I learned that back in the 1800s, school teachers needed only an eighth-grade education and were certified by the local authorities. Dimorier’s obituary in the Afton Enterprise states that, “Prior to his college days, Mr. Dimorier taught school at Russell Hill School, Melondy Hill, the Baker District, and at Vallonia Springs.” In 1897, New York State started to impose higher standards for teachers, and this date correlates with Dimorier’s high school graduation at the age of 26. Earning a high school diploma was not enough for Dimorier, though. He went on to Colgate for a bachelor’s degree and later, he earned a master’s degree.

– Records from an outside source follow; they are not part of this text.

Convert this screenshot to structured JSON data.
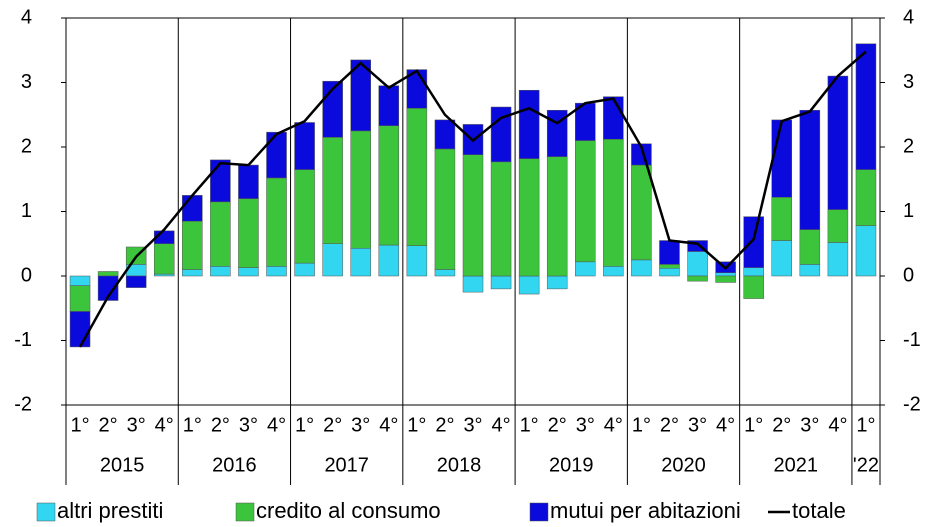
{
  "chart_data": {
    "type": "bar",
    "categories": [
      "1°",
      "2°",
      "3°",
      "4°",
      "1°",
      "2°",
      "3°",
      "4°",
      "1°",
      "2°",
      "3°",
      "4°",
      "1°",
      "2°",
      "3°",
      "4°",
      "1°",
      "2°",
      "3°",
      "4°",
      "1°",
      "2°",
      "3°",
      "4°",
      "1°",
      "2°",
      "3°",
      "4°",
      "1°"
    ],
    "years": [
      "2015",
      "2016",
      "2017",
      "2018",
      "2019",
      "2020",
      "2021",
      "'22"
    ],
    "series": [
      {
        "name": "altri prestiti",
        "color": "#33d6f0",
        "values": [
          -0.15,
          0,
          0.18,
          0.03,
          0.1,
          0.15,
          0.13,
          0.15,
          0.2,
          0.5,
          0.43,
          0.48,
          0.47,
          0.1,
          -0.25,
          -0.2,
          -0.28,
          -0.2,
          0.22,
          0.15,
          0.25,
          0.12,
          0.38,
          0.05,
          0.13,
          0.55,
          0.18,
          0.52,
          0.78
        ]
      },
      {
        "name": "credito al consumo",
        "color": "#3cc43c",
        "values": [
          -0.4,
          0.07,
          0.27,
          0.47,
          0.75,
          1.0,
          1.07,
          1.37,
          1.45,
          1.65,
          1.82,
          1.85,
          2.13,
          1.87,
          1.88,
          1.77,
          1.82,
          1.85,
          1.88,
          1.97,
          1.47,
          0.06,
          -0.08,
          -0.1,
          -0.35,
          0.67,
          0.54,
          0.51,
          0.87
        ]
      },
      {
        "name": "mutui per abitazioni",
        "color": "#0a0adc",
        "values": [
          -0.55,
          -0.38,
          -0.18,
          0.2,
          0.4,
          0.65,
          0.52,
          0.71,
          0.73,
          0.87,
          1.1,
          0.62,
          0.6,
          0.45,
          0.47,
          0.85,
          1.06,
          0.72,
          0.58,
          0.66,
          0.33,
          0.37,
          0.17,
          0.17,
          0.79,
          1.2,
          1.85,
          2.07,
          1.95
        ]
      },
      {
        "name": "totale",
        "type": "line",
        "color": "#000000",
        "values": [
          -1.1,
          -0.32,
          0.3,
          0.72,
          1.25,
          1.75,
          1.72,
          2.2,
          2.4,
          2.9,
          3.3,
          2.92,
          3.18,
          2.5,
          2.1,
          2.45,
          2.6,
          2.37,
          2.68,
          2.75,
          2.0,
          0.55,
          0.5,
          0.12,
          0.57,
          2.4,
          2.55,
          3.1,
          3.48
        ]
      }
    ],
    "ylim": [
      -2,
      4
    ],
    "yticks": [
      -2,
      -1,
      0,
      1,
      2,
      3,
      4
    ],
    "y2lim": [
      -2,
      4
    ],
    "y2ticks": [
      -2,
      -1,
      0,
      1,
      2,
      3,
      4
    ],
    "legend": "bottom"
  }
}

Dimorier Deserves Recognition

At the Afton Museum, I photographed some historic pictures and a few letters sent to Dimorier’s sister, Mary Wood. Some of the letters were from her brothers, and one was from her mother. Unfortunately, there were no letters from William Dimorier to his sister. There was, however, a card sent to Mary from someone in Erie, expressing sympathy upon William’s passing. The letter discussed how this woman wished she and her husband had visited Mr. Dimorier in Afton instead of just talking about it. She stated that she wished William had married, because he was always so lonely at holiday times. It also expressed sadness that William had given so much to the Erie School District, and that when he retired, not one of the groups he had been involved with held any ceremonies to honor his contributions (they did honor him in a yearbook, though).

Having empathy for the unappreciated, the note to Mary affirmed my desire to achieve recognition for Dimorier by the Erie School District and his home town of Afton. This is a man who spent countless hours at Academy High School guiding student clubs, managing the Academy Singers, and supporting the athletics programs. He was the driving force behind the “Athletic Field” (now Ainsworth Field) and Veterans’ Stadium in front of Academy High School. And he was a poet.